Todavia, se bem que esta enumeração, de dimensões pantagruélicas, possa esclarecer parte do enorme volume de vendas dos álbuns, não só não explica a sua totalidade, como nada diz sobre a qualidade literária da série. A crítica tem apresentado as suas teorias para a clarificação deste fenómeno. Uma parte afirma que Astérix é a metáfora da resistência da cultura e da língua francófonas contra a anglofonia cada vez mais dominante no globo, desde a década de 1950. Outra, por sua vez, vê na série a fonte da recuperação do orgulho francês, gravemente ferido após a derrota humilhante na Segunda Guerra Mundial e o colaboracionismo vergonhoso do regime de Vichy, através da redescoberta do passado gaulês da nação[6].  

Ambas as teorias sofrem, contudo, de uma falha: concentram-se exclusivamente em França e no contexto histórico-político inicial em que surgiu a série. Mesmo que sustentadas por evidências, sobretudo a segunda, a verdade é que apenas explicam parte da questão, o sucesso fulgurante que exerceu junto do público francês. Nada é dito quanto à igual popularidade internacional de Astérix. Convenhamos, o resto do mundo não se rege pela batuta do gosto e das exigências do orgulho franceses, por muito que isso os lisonjeasse.

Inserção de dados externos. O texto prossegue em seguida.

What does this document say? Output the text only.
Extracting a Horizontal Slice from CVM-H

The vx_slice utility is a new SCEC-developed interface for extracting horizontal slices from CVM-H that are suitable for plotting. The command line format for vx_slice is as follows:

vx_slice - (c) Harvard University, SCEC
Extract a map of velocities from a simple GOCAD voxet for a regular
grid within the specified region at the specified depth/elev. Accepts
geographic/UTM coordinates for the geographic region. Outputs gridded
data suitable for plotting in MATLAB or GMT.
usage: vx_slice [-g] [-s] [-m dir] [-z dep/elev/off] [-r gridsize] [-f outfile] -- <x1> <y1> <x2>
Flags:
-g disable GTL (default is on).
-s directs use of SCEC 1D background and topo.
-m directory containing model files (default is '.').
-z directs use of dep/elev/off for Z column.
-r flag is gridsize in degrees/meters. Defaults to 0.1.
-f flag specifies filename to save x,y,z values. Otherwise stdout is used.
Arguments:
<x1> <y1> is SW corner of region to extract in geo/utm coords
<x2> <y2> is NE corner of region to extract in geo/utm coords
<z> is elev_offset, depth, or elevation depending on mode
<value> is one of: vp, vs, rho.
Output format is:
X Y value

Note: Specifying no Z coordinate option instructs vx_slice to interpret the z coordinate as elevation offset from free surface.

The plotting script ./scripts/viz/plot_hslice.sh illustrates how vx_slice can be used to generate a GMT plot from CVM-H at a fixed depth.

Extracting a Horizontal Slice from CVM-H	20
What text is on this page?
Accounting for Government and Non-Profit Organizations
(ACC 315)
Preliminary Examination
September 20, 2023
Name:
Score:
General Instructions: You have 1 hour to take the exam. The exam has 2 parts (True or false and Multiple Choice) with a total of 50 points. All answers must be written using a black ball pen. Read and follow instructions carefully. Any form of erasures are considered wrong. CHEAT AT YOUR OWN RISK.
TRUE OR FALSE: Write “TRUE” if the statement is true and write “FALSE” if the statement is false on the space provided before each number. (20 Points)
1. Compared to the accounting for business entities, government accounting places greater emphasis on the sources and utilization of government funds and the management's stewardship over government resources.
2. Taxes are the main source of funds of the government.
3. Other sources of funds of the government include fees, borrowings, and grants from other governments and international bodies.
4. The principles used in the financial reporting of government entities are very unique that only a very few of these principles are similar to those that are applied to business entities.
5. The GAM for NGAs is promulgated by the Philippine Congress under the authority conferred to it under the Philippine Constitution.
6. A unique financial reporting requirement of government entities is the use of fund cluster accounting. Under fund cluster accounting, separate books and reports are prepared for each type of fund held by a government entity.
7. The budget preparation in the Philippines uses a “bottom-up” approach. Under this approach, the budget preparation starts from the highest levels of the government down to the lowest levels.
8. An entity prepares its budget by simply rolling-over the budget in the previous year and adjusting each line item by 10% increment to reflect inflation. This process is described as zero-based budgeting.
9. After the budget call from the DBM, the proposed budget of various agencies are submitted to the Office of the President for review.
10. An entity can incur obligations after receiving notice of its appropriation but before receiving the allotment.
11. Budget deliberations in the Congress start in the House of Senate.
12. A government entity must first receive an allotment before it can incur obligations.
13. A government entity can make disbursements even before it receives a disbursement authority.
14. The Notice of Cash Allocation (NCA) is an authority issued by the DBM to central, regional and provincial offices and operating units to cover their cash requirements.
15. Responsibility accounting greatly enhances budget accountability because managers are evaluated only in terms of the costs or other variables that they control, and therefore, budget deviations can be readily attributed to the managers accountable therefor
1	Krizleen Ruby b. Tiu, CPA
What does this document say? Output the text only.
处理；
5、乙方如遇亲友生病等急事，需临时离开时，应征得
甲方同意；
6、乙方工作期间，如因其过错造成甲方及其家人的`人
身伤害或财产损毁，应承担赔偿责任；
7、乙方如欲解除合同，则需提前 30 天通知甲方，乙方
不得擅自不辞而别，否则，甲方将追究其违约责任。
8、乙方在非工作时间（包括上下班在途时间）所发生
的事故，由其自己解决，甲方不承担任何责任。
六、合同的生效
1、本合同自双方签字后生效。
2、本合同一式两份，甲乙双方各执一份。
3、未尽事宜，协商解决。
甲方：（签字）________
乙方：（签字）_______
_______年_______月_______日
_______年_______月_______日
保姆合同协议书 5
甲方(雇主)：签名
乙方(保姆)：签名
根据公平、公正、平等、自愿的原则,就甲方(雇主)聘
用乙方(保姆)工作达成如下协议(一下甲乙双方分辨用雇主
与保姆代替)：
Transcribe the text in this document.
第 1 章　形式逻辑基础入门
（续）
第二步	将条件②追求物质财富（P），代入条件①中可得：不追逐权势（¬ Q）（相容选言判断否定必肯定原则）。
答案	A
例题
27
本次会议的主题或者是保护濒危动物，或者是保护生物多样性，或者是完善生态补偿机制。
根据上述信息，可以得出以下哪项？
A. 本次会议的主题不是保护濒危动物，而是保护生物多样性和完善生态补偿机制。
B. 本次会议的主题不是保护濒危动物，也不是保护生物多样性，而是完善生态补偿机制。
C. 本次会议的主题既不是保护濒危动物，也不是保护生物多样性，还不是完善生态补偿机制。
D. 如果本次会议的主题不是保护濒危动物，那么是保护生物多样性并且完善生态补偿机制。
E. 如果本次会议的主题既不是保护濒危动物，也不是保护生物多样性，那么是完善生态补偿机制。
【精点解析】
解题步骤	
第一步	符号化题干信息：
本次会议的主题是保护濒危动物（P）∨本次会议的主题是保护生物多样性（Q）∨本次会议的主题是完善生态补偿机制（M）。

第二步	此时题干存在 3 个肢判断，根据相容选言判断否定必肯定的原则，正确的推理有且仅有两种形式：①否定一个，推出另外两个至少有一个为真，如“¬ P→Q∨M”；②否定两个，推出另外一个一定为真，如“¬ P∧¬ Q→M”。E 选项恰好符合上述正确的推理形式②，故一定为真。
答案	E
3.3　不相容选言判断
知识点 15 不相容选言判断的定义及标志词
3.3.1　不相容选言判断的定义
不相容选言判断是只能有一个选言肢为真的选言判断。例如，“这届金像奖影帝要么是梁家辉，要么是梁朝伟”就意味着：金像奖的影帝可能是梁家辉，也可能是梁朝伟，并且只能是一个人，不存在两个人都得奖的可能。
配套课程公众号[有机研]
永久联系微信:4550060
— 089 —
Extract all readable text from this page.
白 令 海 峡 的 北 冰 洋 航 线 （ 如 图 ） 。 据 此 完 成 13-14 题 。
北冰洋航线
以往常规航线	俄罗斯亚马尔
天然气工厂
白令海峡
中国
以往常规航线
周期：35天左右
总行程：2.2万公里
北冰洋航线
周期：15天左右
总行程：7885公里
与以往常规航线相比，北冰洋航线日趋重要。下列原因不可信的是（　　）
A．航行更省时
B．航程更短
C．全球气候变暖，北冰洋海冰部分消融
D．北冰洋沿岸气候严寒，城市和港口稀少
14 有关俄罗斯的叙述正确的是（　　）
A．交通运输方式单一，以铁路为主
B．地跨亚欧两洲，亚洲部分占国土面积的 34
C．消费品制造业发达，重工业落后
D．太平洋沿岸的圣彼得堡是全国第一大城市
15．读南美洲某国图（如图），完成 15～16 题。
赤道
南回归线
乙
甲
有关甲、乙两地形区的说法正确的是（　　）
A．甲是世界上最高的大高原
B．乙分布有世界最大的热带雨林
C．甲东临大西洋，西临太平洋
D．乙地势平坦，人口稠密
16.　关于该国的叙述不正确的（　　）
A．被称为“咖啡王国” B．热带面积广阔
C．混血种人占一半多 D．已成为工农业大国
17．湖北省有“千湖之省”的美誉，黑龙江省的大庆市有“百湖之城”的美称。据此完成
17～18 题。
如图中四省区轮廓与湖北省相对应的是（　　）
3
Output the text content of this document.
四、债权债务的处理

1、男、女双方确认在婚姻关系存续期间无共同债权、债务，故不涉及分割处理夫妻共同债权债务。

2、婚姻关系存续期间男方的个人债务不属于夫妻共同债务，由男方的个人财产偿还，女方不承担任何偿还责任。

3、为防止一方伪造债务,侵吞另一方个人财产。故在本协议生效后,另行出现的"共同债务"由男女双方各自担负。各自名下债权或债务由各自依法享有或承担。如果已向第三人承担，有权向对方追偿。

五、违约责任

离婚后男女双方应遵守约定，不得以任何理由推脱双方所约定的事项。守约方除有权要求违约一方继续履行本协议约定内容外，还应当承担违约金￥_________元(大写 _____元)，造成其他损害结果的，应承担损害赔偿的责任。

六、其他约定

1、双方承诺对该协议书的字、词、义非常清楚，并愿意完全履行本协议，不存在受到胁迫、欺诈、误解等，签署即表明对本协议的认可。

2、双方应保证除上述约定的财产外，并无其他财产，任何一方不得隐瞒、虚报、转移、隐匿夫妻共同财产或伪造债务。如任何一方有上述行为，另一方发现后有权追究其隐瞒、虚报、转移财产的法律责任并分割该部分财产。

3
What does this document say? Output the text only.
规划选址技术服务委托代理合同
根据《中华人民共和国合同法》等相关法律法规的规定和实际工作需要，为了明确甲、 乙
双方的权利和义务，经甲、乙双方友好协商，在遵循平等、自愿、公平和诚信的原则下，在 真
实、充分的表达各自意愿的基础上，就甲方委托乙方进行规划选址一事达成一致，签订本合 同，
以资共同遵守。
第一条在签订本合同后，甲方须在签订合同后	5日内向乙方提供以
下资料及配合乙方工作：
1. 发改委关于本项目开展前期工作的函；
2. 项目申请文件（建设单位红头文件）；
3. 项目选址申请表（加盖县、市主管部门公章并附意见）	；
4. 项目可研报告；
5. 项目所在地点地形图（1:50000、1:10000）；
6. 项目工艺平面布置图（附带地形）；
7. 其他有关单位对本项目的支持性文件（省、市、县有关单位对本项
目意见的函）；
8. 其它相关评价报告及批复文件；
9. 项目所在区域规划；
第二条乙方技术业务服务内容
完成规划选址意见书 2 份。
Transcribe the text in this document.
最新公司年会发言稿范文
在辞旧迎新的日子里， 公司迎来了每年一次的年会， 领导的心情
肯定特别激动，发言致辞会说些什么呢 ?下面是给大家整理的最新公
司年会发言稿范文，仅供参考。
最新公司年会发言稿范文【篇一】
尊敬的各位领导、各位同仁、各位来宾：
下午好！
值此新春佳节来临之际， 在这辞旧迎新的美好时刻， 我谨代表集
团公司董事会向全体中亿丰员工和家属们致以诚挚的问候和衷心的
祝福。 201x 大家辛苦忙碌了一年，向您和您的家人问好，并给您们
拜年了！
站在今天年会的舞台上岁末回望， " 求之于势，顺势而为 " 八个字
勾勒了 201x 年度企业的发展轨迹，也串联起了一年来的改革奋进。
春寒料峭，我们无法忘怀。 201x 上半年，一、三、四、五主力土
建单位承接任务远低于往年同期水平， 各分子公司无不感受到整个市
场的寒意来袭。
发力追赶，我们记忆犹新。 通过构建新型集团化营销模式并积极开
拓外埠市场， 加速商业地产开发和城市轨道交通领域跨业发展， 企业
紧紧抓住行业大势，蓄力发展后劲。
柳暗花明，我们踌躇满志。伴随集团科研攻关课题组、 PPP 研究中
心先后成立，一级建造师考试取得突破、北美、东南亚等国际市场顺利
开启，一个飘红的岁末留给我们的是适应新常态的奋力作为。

É preciso, portanto, procurar a causa em outro lugar. Na minha opinião, a solução encontra-se, mais uma vez, na etimologia. Tal como demonstrei no início do texto, ao definir o nome do protagonista e, por extensão, da série como “Asterisco”, Goscinny e Uderzo não procuravam apenas evidenciar que esta funcionaria como uma espécie de notas de rodapé da História. Deram a entender, de igual modo, se fizermos o exercício de justapor a nomenclatura à ilustração, que se trataria de uma história sobre um personagem pequeno e aparentemente inofensivo, menosprezado com facilidade pelos seus antagonistas, que sempre os surpreende através da astúcia e de uma força insuspeitadas. A lógica está tanto mais correcta quanto pode abarcar de igual modo a aldeia gaulesa. Como prova, basta consultar a introdução que consta de todos os álbuns: “estamos no ano 50 antes de Jesus Cristo. Toda a Gália está ocupada pelos romanos… Toda? Não! Uma aldeia habitada por irredutíveis gauleses resiste ainda e sempre ao invasor” (Goscinny & Uderzo, p. 3)[7].

Concluindo, na sua génese, Astérix é uma metáfora da luta eterna entre um David, triunfante contra todas as probabilidades, e um Golias todo-poderoso, derrotado mesmo dispondo de recursos inesgotáveis. Que o David se chame Astérix, personificação dos gauleses, e o Golias, Júlio César, símbolo máximo do Império Romano, pouco importa, pois a disputa pode ser metaforicamente adaptada e readaptada consoante as circunstâncias espácio-temporais, culturais e biográficas do leitor. É aqui que reside o brilhantismo irresistível de Astérix.



[3] https://www.tintin.com/en/essentials# [Consultado a 27-1-2022].

[7] GOSCINNY, René; UDERZO, Albert (1996) – Uma Aventura de Astérix, o Gaulês. Lisboa: Meribérica/Liber Editores.